Wednesday morning starts bright and early up at Boston Manor station with the engineer who designed the cycle lane. Very heartening, as I counted over 40 people using the lane southbound with only two on the road, one of whom was turning off at Swyncombe Avenue. Not a single person cycling uphill on the road in the 45 minutes I watched, though a number of schoolboys cycled up the eastern pavement. I then cycle down to Chiswick to check on some leaf clearing, which disappointingly is not happening. Lunch at the Hare and Hounds on Credit Union business followed by a meeting with the MD of Lampton 360 to exchange notes on a variety of matters to do with his three businesses – Recycle, Greenspace and housing. In the evening I can choose between the Brentford Recycling Action Group AGM, Boston Manor Residents Association or Labour Party branch meeting. I choose Boston Manor, hoping to catch the BRAGgadocios later in the Magpie, but by the time I get there it seems they are all tucked up having nightmares about plastic, so I clutch a lonely pint of IPA.

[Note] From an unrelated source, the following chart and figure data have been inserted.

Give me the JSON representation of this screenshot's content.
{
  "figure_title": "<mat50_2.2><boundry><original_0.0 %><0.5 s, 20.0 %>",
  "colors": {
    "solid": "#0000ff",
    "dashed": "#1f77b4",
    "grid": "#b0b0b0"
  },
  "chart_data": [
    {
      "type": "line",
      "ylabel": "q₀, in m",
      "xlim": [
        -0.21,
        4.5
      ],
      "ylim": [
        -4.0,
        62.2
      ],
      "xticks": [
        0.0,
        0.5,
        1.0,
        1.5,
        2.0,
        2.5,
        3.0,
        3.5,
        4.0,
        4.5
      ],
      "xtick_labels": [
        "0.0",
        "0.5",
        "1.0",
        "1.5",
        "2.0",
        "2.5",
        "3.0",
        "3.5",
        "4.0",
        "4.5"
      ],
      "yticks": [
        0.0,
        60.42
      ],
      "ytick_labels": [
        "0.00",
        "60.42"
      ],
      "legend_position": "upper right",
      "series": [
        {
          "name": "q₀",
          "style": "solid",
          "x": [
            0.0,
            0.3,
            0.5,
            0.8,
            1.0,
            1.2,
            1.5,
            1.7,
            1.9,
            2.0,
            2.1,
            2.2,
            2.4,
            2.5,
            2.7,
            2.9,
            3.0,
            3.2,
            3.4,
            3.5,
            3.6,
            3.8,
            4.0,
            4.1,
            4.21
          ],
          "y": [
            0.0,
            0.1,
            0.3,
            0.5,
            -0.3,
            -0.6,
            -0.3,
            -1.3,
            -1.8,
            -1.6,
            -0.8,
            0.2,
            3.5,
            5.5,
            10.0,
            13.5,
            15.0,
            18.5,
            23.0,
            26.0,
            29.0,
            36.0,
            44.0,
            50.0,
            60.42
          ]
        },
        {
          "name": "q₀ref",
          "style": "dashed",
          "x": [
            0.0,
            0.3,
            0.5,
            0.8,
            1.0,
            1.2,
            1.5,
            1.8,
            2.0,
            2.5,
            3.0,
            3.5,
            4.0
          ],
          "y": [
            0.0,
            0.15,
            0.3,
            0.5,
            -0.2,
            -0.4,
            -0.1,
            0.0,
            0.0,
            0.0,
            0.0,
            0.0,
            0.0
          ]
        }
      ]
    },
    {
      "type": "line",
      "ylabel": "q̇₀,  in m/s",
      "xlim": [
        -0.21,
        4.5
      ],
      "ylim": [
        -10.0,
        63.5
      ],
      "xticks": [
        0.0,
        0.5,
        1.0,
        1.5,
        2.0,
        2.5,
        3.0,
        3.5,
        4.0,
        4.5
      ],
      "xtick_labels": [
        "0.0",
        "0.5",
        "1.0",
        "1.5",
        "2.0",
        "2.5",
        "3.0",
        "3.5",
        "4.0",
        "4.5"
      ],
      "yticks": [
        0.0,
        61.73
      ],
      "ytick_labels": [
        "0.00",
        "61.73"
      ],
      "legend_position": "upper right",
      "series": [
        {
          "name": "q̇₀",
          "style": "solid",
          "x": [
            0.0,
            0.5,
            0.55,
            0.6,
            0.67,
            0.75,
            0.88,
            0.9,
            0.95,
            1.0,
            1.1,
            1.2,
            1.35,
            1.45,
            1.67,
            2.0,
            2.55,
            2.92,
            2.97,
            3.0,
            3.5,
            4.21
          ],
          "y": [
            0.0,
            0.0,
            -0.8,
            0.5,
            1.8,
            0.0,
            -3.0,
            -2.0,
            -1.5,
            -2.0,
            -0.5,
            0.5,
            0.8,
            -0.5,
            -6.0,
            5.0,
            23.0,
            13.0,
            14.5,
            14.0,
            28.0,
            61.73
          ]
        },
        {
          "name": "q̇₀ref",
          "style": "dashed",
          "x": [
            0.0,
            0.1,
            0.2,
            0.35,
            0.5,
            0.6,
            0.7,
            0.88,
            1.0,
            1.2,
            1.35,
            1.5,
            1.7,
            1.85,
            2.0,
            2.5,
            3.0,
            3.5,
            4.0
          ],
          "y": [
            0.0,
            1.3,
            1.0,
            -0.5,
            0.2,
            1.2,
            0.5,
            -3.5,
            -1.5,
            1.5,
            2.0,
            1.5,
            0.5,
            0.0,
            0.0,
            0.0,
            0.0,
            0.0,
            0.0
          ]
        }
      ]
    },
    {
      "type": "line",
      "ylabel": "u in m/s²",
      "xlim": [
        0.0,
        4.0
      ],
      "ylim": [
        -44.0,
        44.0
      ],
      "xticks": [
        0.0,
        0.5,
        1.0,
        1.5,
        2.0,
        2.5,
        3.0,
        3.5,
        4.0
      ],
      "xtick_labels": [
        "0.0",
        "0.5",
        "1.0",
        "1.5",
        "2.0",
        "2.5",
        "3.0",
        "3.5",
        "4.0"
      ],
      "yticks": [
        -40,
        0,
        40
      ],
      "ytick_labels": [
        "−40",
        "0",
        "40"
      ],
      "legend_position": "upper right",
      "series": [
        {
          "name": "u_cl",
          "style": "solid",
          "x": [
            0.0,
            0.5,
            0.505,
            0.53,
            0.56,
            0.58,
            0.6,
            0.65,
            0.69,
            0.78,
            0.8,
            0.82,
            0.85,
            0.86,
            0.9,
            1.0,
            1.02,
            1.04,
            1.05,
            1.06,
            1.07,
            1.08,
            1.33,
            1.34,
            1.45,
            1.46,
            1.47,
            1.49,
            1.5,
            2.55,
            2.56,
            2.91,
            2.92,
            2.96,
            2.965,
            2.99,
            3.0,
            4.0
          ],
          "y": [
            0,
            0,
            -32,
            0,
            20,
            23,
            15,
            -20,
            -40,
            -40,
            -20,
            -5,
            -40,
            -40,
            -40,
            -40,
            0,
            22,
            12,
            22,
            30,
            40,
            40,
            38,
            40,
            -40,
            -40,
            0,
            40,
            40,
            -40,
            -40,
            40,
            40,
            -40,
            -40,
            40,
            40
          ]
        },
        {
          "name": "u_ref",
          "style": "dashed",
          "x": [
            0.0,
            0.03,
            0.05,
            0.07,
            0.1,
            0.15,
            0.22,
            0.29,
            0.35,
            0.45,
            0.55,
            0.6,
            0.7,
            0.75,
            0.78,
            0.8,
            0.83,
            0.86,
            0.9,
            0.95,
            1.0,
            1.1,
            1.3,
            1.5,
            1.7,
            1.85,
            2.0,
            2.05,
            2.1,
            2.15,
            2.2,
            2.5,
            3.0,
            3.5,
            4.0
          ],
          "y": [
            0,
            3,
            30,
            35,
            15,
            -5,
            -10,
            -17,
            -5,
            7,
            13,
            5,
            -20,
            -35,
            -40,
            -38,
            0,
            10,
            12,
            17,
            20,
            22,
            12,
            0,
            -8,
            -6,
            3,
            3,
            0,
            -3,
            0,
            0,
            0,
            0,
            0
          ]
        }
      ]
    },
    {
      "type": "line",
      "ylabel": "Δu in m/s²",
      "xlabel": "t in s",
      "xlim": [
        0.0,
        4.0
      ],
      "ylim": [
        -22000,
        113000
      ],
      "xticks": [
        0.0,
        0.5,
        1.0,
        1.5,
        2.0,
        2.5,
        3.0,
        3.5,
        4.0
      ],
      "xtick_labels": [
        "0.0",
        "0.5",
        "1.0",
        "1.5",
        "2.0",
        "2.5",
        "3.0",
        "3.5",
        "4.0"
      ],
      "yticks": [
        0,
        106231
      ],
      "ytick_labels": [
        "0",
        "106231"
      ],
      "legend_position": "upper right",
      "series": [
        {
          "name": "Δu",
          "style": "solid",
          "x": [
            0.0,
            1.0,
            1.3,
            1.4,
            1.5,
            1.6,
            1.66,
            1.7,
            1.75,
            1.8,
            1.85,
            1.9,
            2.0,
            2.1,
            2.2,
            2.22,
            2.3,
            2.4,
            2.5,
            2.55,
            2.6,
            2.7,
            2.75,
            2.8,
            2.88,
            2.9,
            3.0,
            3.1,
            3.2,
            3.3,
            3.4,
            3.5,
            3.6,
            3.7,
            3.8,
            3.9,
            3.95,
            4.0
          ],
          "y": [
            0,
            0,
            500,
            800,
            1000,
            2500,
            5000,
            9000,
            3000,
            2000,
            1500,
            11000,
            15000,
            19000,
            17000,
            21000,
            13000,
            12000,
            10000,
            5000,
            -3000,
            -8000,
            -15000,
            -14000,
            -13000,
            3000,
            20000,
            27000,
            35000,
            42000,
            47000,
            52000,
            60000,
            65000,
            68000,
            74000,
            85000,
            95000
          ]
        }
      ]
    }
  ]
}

Today I have a meeting about recycling and waste with the leader and the head of finance (more savings?) then I’m off to Covent Garden to meet old colleagues from Honeywell to welcome in the new Beaujolais – a real throwback to the 1980s. If you see a drunk staggering in the region of the Civic centre or Brentford this evening, buy him another. After all, the editor complained last week about me leaving the pubs of Brentford unpatronised. This week I’ve mentioned one in Brentford, two in Syon ward and one in Osterley. Will that do, Ed?